H. Steals joy and peace.  Think of your life as a machine, and joy and peace are the oil that keeps it running.  Fear is like sand that grinds away at the gears and erodes your happiness.

I. Blocks spiritual growth.  You’ll never be able to become the person God wants you to be if you’re afraid to step out in obedience.

J. Affects health.  Prolonged fearful anxiety is linked to many physical disorders.

How should you deal with fear?

A. Acknowledge it.  Before you can begin to deal with your fear, you must admit it’s a problem in your life.

B. Identify its source.  Ask yourself if you’re afraid of a situation with an uncertain outcome or of the consequences of past choices.  Once you know the true source, you can address it.

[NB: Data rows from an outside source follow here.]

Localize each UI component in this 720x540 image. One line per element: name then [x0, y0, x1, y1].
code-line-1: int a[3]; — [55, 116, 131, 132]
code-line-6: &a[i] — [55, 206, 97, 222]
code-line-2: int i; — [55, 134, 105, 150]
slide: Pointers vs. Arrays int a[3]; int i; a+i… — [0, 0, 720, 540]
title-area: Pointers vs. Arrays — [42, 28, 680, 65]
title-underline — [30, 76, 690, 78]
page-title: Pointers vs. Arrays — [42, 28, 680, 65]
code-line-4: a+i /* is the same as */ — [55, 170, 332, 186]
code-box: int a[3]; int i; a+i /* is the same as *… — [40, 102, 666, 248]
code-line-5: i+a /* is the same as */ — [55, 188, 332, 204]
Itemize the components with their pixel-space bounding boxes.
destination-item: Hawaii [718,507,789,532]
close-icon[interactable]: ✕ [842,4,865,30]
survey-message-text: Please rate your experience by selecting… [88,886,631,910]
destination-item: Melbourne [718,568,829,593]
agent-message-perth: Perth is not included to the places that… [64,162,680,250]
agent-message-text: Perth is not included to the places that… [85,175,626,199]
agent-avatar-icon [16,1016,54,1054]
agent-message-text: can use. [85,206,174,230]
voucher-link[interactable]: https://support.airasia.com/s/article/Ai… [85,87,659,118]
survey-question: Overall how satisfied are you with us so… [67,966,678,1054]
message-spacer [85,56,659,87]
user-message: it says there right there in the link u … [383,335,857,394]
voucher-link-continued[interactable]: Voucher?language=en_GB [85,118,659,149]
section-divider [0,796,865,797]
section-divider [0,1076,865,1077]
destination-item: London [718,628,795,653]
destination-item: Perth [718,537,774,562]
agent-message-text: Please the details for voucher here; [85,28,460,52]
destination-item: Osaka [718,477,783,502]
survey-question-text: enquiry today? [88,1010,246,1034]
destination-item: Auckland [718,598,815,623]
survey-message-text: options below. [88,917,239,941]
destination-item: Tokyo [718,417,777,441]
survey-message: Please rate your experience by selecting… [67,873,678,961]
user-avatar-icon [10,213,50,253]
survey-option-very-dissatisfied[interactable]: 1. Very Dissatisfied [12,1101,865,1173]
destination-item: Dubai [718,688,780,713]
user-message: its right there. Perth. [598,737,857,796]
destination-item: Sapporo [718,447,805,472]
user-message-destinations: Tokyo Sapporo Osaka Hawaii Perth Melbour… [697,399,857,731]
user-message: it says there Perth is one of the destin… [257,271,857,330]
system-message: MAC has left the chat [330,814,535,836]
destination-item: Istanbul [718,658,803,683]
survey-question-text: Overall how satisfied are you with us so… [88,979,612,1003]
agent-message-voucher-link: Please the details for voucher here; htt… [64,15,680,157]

C. Change your focus.  When your attention is fixed on your fears, they only get worse.  The only way to reverse this negative process is to shift your focus to the most powerful weapon you have—the Word of God.

D. Rely on Isaiah 41:10.  What you are facing is a faith battle.  This verse can be your anchor in fearful times if you’ll believe it and count it as true in your situation.

E. Lay down your fear.  Based on the certainty that the Lord is faithful, loving, and omnipotent, you have no reason to hold on to your anxieties.

Conclusion:

What are you going to do with your fears?  You can either keep them and suffer the negative consequences, or you can trust the Lord and place them in His loving hands.  Although God doesn’t say in Isaiah 41:10 that He will remove you from fearful circumstances, He promises to strengthen and sustain you through them.